Die Stadt Nordhorn setzt sich aktiv für den Abbau von Geschlechterklischees ein. Gleichstellungsbeauftragte Anja Milewski spricht im Interview darüber, warum die Mitarbeit bei der Initiative Klischeefrei dabei ein wichtiger Baustein ist.

„Gemeinsam kann man mehr erreichen“

Frau Milewski, können Sie die Stadt Nordhorn kurz vorstellen?

Die Stadt Nordhorn ist eine Niedersächsische Kommunalverwaltung mit rund 450 Mitarbeiter*innen in den unterschiedlichsten Berufen. Nordhorn selbst hat rund 55.000 Einwohner*innen, ist die Kreisstadt des Landkreises Grafschaft Bentheim und liegt direkt an der niederländischen Grenze.

Die Nordhorner Stadtverwaltung zeichnet sich unter anderem dadurch aus, dass sie bereits 1992 als eine der ersten Kommunen in Deutschland eine Frauenbeauftragte in Vollzeit eingestellt hat. Inzwischen lautet die Berufsbezeichnung Gleichstellungsbeauftragte.

Was hat Sie motiviert, der Initiative Klischeefrei beizutreten?

Die Initiative Klischeefrei betont genau das, wofür wir hier in der Nordhorner Verwaltung arbeiten, nämlich Geschlechterklischees abzubauen. Das gilt sowohl im Rahmen von Bewerbungsverfahren als auch in unserer täglichen Arbeit mit den Bürger*innen und nicht zuletzt in der Kinder- und Jugendarbeit.

Weil man gemeinsam immer mehr erreichen kann, als allein, haben wir uns der Initiative angeschlossen. Wir wollen zur Erreichung der Ziele der Initiative beitragen und gleichzeitig auch Anregungen für unsere eigene Arbeit von anderen Mitgliedern erhalten.

Auf welche Weise setzen Sie sich für eine geschlechtersensible Berufs- und Studienorientierung ein?

Ansatzpunkte hat die Stadt Nordhorn hier beispielsweise beim Arbeitsplatz- und Ausbildungsangebot sowie in der Arbeit mit Kindern und Jugendlichen. Als Gleichstellungsbeauftragte ist es eine meine Kernaufgaben, dafür zu sorgen, dass sämtliche Personalentscheidungen geschlechtsunabhängig getroffen werden. So sieht es unsere Verfassung ja auch vor.

Im Bereich Ausbildung achten die Kolleg*innen aus dem Personalamt und ich gemeinsam darauf, junge Menschen auch für Berufsbilder abseits der hergebrachten Klischees zu begeistern. Ausbildungsberufe wie KFZ-Mechatronikerin oder Fachinformatikerin stehen hier ausdrücklich auch Frauen offen, Männer können sich bei uns problemlos für eine Ausbildung als Erzieher bewerben. Leider kommt gerade Letzteres bisher nur selten vor.
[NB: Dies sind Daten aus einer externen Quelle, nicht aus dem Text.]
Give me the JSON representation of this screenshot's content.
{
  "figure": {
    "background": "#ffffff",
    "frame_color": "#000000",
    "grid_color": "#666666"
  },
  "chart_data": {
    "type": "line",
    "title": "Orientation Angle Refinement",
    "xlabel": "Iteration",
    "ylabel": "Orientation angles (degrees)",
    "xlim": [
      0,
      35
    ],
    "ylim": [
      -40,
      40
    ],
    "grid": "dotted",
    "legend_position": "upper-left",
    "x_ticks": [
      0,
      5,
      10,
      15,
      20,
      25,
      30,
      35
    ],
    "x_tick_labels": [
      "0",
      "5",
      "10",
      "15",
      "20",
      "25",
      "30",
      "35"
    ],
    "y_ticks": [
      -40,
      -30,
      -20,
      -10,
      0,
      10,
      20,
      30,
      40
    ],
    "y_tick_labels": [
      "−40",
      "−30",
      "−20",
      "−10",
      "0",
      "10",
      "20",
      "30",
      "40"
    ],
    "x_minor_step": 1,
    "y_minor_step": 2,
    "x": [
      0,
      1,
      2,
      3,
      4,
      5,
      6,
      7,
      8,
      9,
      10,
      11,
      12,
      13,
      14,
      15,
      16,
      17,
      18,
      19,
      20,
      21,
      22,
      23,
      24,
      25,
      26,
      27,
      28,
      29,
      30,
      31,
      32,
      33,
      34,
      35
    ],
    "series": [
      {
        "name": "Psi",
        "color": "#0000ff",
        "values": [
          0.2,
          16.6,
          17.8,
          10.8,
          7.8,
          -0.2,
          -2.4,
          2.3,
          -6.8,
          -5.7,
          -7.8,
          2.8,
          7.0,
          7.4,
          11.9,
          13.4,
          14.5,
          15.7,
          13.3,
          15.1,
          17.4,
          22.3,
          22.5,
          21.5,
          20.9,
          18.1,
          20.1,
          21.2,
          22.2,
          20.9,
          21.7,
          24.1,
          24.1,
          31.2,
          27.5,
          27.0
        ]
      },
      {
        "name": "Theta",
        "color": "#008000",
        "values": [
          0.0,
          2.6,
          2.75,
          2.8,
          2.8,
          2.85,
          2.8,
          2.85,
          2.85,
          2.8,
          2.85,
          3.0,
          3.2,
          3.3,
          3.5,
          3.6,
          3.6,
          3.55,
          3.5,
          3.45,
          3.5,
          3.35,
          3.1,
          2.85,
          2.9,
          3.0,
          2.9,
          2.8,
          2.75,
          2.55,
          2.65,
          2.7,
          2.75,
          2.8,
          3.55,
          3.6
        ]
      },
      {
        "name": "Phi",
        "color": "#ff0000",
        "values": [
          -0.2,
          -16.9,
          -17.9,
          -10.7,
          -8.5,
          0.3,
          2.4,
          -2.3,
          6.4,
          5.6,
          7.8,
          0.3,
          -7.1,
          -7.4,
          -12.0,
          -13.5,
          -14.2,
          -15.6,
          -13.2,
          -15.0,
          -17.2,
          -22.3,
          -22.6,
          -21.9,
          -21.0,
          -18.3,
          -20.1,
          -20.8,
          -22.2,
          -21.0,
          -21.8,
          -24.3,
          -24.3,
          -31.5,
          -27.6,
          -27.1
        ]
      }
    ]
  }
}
Dem jährlichen Zukunftstag für Mädchen und Jungen habe ich darum im Hinblick auf die klischeefreie Berufsorientierung ein ganz klares Konzept gegeben. Früher war das einfach ein Tag, an dem Eltern ihre Kinder mit zur Arbeit bringen konnten. Seit 13 Jahren führe ich ihn stattdessen als Erlebnistag mit gezielten Workshops durch. Dabei können ausschließlich Mädchen in die vermeintlichen Männerberufe im Bauhof, der Straßenbauabteilung, dem IT-Service und im Verwaltungsvorstand hineinschnuppern. Jungen können sich für Workshops in den vermeintlichen Frauenberufen im Kindergarten, Jugendtreff, den Vorzimmern und der Kulturabteilung bewerben. Während des gemeinsamen Rahmenprogramms vor und nach den Workshops werden die Klischees dann explizit angesprochen und mit den Teilnehmer*innen aufgearbeitet. Das Konzept hat sich bewährt, die Anmeldezahlen steigen jedes Jahr.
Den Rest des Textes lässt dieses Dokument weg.